Anne de Kyïv, c'est bizarre, elle est quasi inconnue des Français. Elle a pourtant été une des premières Reines de France, une Reine originaire de la lointaine Ukraine. Et elle ne s'est pas contentée d'être une épouse (mariée à Reims, à Henri 1er, le 19 mai 1051) elle a été, aussi, une Régente du Royaume de France. Il est vrai que c'est bien lointain, ça se passait au XI ème siècle. Mais je trouve son destin d'autant plus extraordinaire: à l'époque, le voyage était très long et périlleux mais, surtout, le phare de la civilisation, ce n'était pas le Royaume de France mais celui de Kyïv. 


Kyïv, "la ville aux quatre cents églises et aux huit marchés", "la Constantinople du Nord", c'est-à-dire, le deuxième centre chrétien d'Orient au XI ème siècle. En se rendant en France, Anne de Kyïv pouvait, en réalité, avoir le sentiment de s'aventurer chez des barbares.


Quelques-unes de mes petites photos de la manifestation parisienne du 24 février 2024. Les Français à qui je les ai montrées les ont jugées moches ou sinistres.

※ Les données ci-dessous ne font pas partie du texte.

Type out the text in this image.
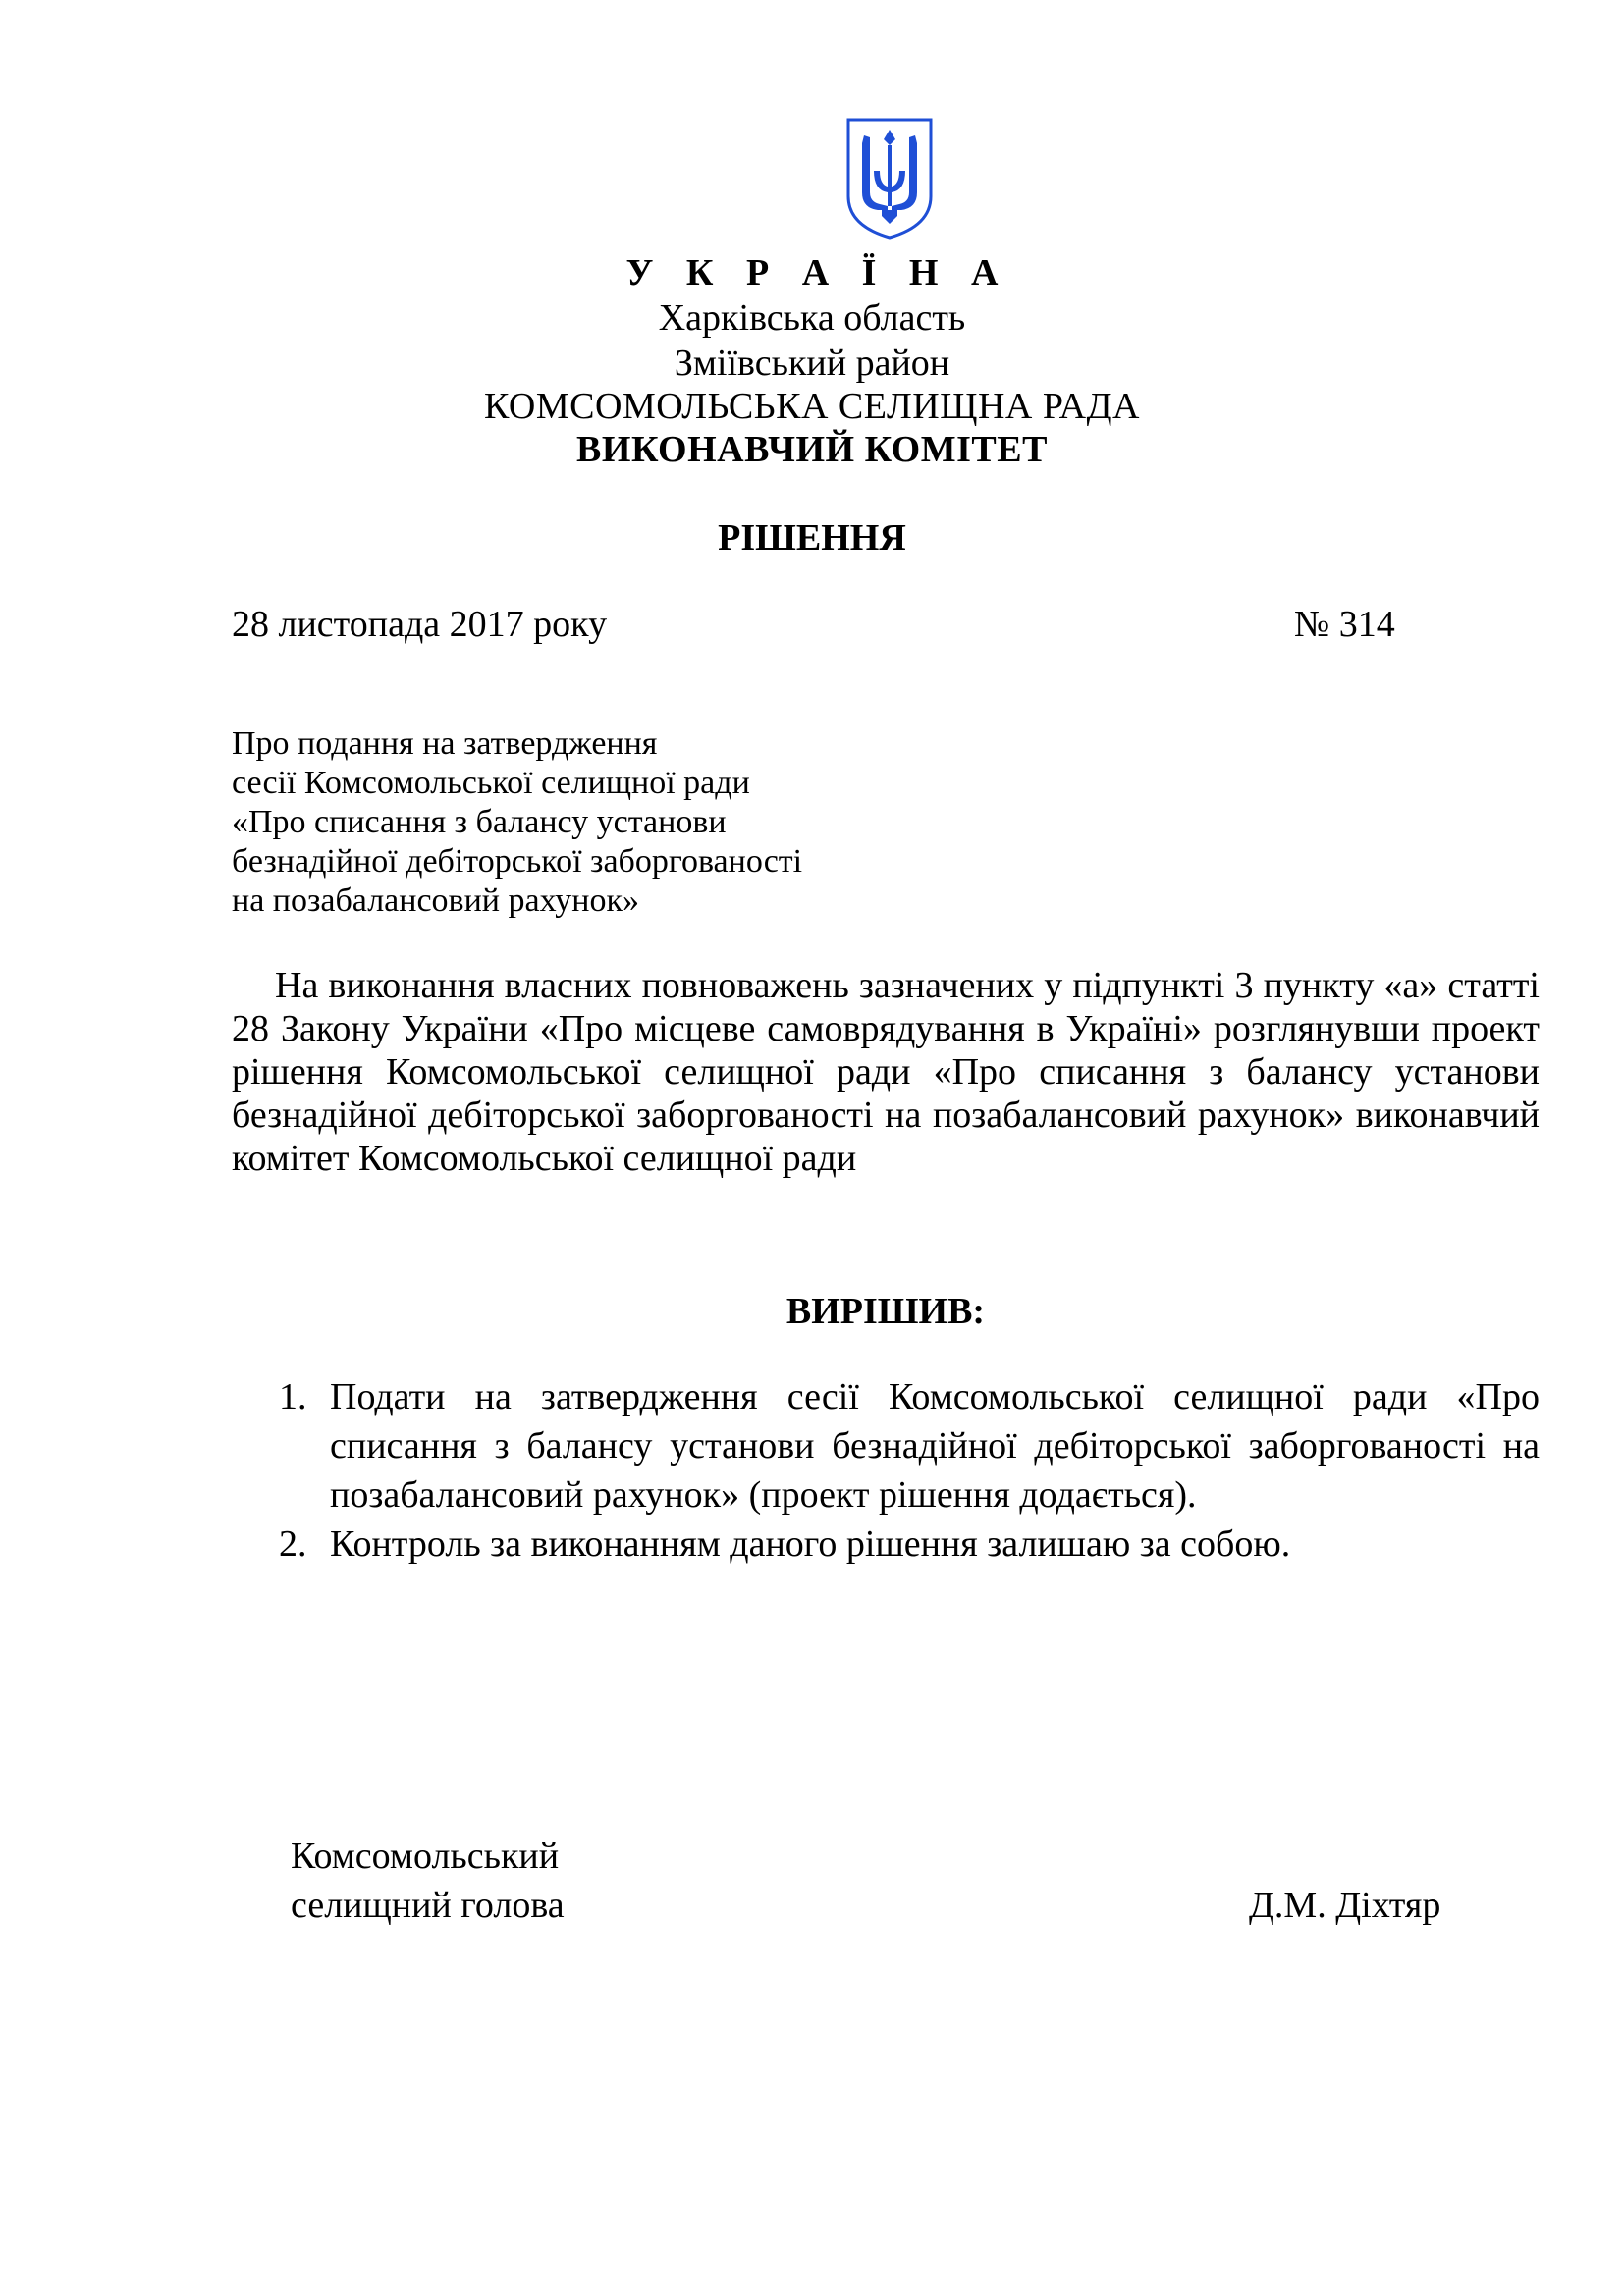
У К Р А Ї Н А
Харківська область
Зміївський район
КОМСОМОЛЬСЬКА СЕЛИЩНА РАДА
ВИКОНАВЧИЙ КОМІТЕТ
РІШЕННЯ
28 листопада 2017 року	№ 314
Про подання на затвердження
сесії Комсомольської селищної ради
«Про списання з балансу установи
безнадійної дебіторської заборгованості
на позабалансовий рахунок»
На виконання власних повноважень зазначених у підпункті 3 пункту «а» статті 28 Закону України «Про місцеве самоврядування в Україні» розглянувши проект рішення Комсомольської селищної ради «Про списання з балансу установи безнадійної дебіторської заборгованості на позабалансовий рахунок» виконавчий комітет Комсомольської селищної ради
ВИРІШИВ:
1. Подати на затвердження сесії Комсомольської селищної ради «Про списання з балансу установи безнадійної дебіторської заборгованості на позабалансовий рахунок» (проект рішення додається).
2. Контроль за виконанням даного рішення залишаю за собою.
Комсомольський
селищний голова	Д.М. Діхтяр
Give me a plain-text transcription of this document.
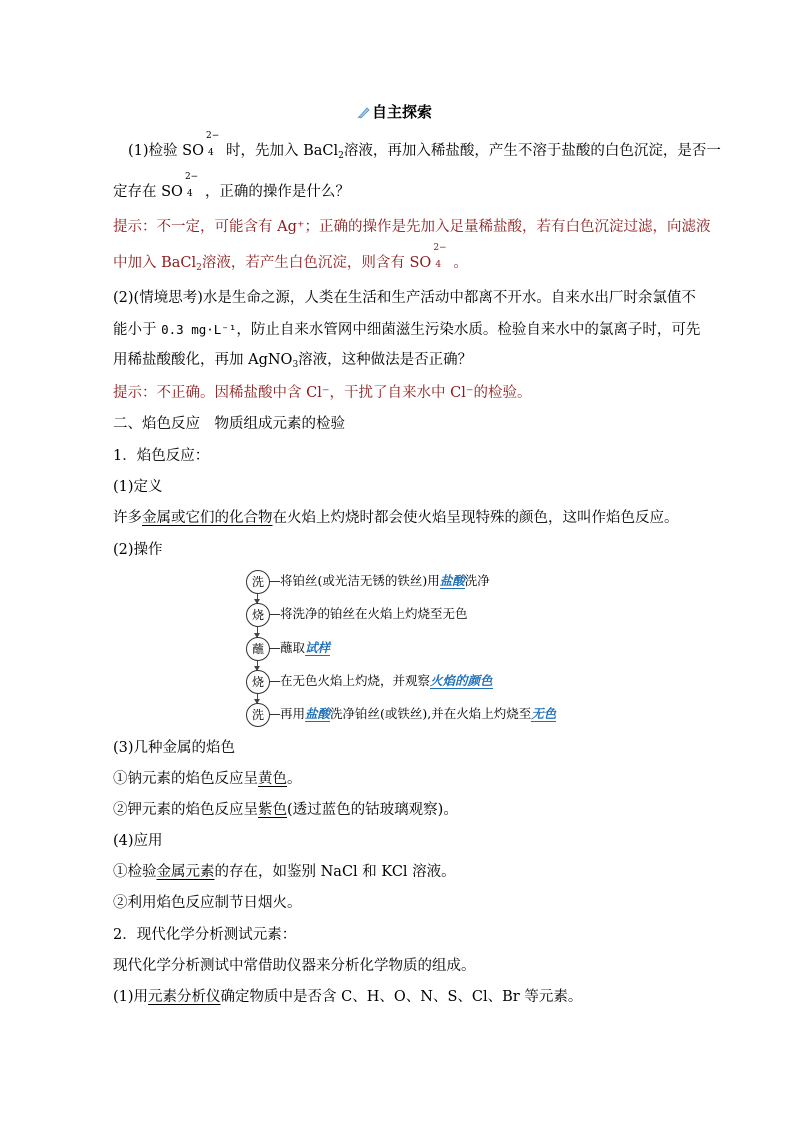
自主探索
(1)检验 SO
2−
4 时，先加入 BaCl$_2$溶液，再加入稀盐酸，产生不溶于盐酸的白色沉淀，是否一
定存在 SO
2−
4 ，正确的操作是什么？
提示：不一定，可能含有 Ag⁺；正确的操作是先加入足量稀盐酸，若有白色沉淀过滤，向滤液
中加入 BaCl$_2$溶液，若产生白色沉淀，则含有 SO
2−
4 。
(2)(情境思考)水是生命之源，人类在生活和生产活动中都离不开水。自来水出厂时余氯值不
能小于 0.3 mg·L⁻¹，防止自来水管网中细菌滋生污染水质。检验自来水中的氯离子时，可先
用稀盐酸酸化，再加 AgNO$_3$溶液，这种做法是否正确？
提示：不正确。因稀盐酸中含 Cl⁻，干扰了自来水中 Cl⁻的检验。
二、焰色反应　物质组成元素的检验
1．焰色反应：
(1)定义
许多金属或它们的化合物在火焰上灼烧时都会使火焰呈现特殊的颜色，这叫作焰色反应。
(2)操作
洗	将铂丝(或光洁无锈的铁丝)用盐酸洗净
烧	将洗净的铂丝在火焰上灼烧至无色
蘸	蘸取试样
烧	在无色火焰上灼烧，并观察火焰的颜色
洗	再用盐酸洗净铂丝(或铁丝),并在火焰上灼烧至无色
(3)几种金属的焰色
①钠元素的焰色反应呈黄色。
②钾元素的焰色反应呈紫色(透过蓝色的钴玻璃观察)。
(4)应用
①检验金属元素的存在，如鉴别 NaCl 和 KCl 溶液。
②利用焰色反应制节日烟火。
2．现代化学分析测试元素：
现代化学分析测试中常借助仪器来分析化学物质的组成。
(1)用元素分析仪确定物质中是否含 C、H、O、N、S、Cl、Br 等元素。
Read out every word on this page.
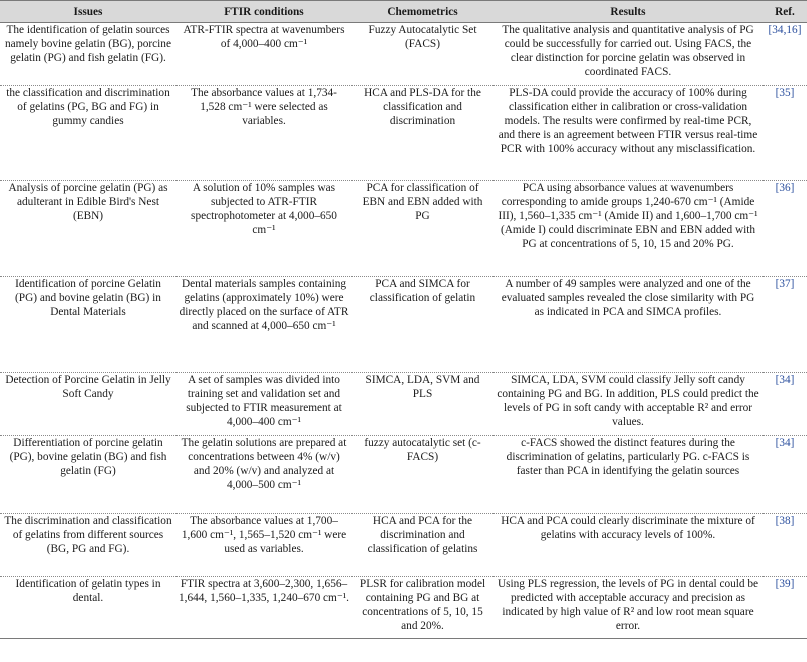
Issues	FTIR conditions	Chemometrics	Results	Ref.
The identification of gelatin sources namely bovine gelatin (BG), porcine gelatin (PG) and fish gelatin (FG).	ATR-FTIR spectra at wavenumbers of 4,000–400 cm⁻¹	Fuzzy Autocatalytic Set (FACS)	The qualitative analysis and quantitative analysis of PG could be successfully for carried out. Using FACS, the clear distinction for porcine gelatin was observed in coordinated FACS.	[34,16]
the classification and discrimination of gelatins (PG, BG and FG) in gummy candies	The absorbance values at 1,734-1,528 cm⁻¹ were selected as variables.	HCA and PLS-DA for the classification and discrimination	PLS-DA could provide the accuracy of 100% during classification either in calibration or cross-validation models. The results were confirmed by real-time PCR, and there is an agreement between FTIR versus real-time PCR with 100% accuracy without any misclassification.	[35]
Analysis of porcine gelatin (PG) as adulterant in Edible Bird's Nest (EBN)	A solution of 10% samples was subjected to ATR-FTIR spectrophotometer at 4,000–650 cm⁻¹	PCA for classification of EBN and EBN added with PG	PCA using absorbance values at wavenumbers corresponding to amide groups 1,240-670 cm⁻¹ (Amide III), 1,560–1,335 cm⁻¹ (Amide II) and 1,600–1,700 cm⁻¹ (Amide I) could discriminate EBN and EBN added with PG at concentrations of 5, 10, 15 and 20% PG.	[36]
Identification of porcine Gelatin (PG) and bovine gelatin (BG) in Dental Materials	Dental materials samples containing gelatins (approximately 10%) were directly placed on the surface of ATR and scanned at 4,000–650 cm⁻¹	PCA and SIMCA for classification of gelatin	A number of 49 samples were analyzed and one of the evaluated samples revealed the close similarity with PG as indicated in PCA and SIMCA profiles.	[37]
Detection of Porcine Gelatin in Jelly Soft Candy	A set of samples was divided into training set and validation set and subjected to FTIR measurement at 4,000–400 cm⁻¹	SIMCA, LDA, SVM and PLS	SIMCA, LDA, SVM could classify Jelly soft candy containing PG and BG. In addition, PLS could predict the levels of PG in soft candy with acceptable R² and error values.	[34]
Differentiation of porcine gelatin (PG), bovine gelatin (BG) and fish gelatin (FG)	The gelatin solutions are prepared at concentrations between 4% (w/v) and 20% (w/v) and analyzed at 4,000–500 cm⁻¹	fuzzy autocatalytic set (c-FACS)	c-FACS showed the distinct features during the discrimination of gelatins, particularly PG. c-FACS is faster than PCA in identifying the gelatin sources	[34]
The discrimination and classification of gelatins from different sources (BG, PG and FG).	The absorbance values at 1,700–1,600 cm⁻¹, 1,565–1,520 cm⁻¹ were used as variables.	HCA and PCA for the discrimination and classification of gelatins	HCA and PCA could clearly discriminate the mixture of gelatins with accuracy levels of 100%.	[38]
Identification of gelatin types in dental.	FTIR spectra at 3,600–2,300, 1,656–1,644, 1,560–1,335, 1,240–670 cm⁻¹.	PLSR for calibration model containing PG and BG at concentrations of 5, 10, 15 and 20%.	Using PLS regression, the levels of PG in dental could be predicted with acceptable accuracy and precision as indicated by high value of R² and low root mean square error.	[39]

Mais je pense qu'une pareille manifestation, ça ne peut pas non plus être festif ou une partie de rigolade.

Pour information, le drapeau horizontal blanc-bleu-blanc est le symbole des manifestations anti-guerre en Russie. Ce serait le futur drapeau russe en cas de changement radical du régime.

Mes photos sont complétées par quelques images notamment du peintre symboliste polonais Jacek Malczewski ("Thanatos I et II) dont beaucoup d'œuvres sont à Lviv et m'ont vivement impressionnée.

Il est à noter que la magnifique ville de Senlis (Oise) continue d'entretenir le souvenir d'Anne de Kiev (elle y a fondé une abbaye): journée annuelle de commémoration, lycée Anne de Kiev et statue.

Je recommande :

- Timothy SNYDER: "La route pour la servitude". Après l'enthousiasme d'une victoire de la démocratie libérale qui semblait définitive, le retour, particulièrement en Russie, de l'autoritarisme et des idées fascistes. Comment penser la vulnérabilité des sociétés occidentales ?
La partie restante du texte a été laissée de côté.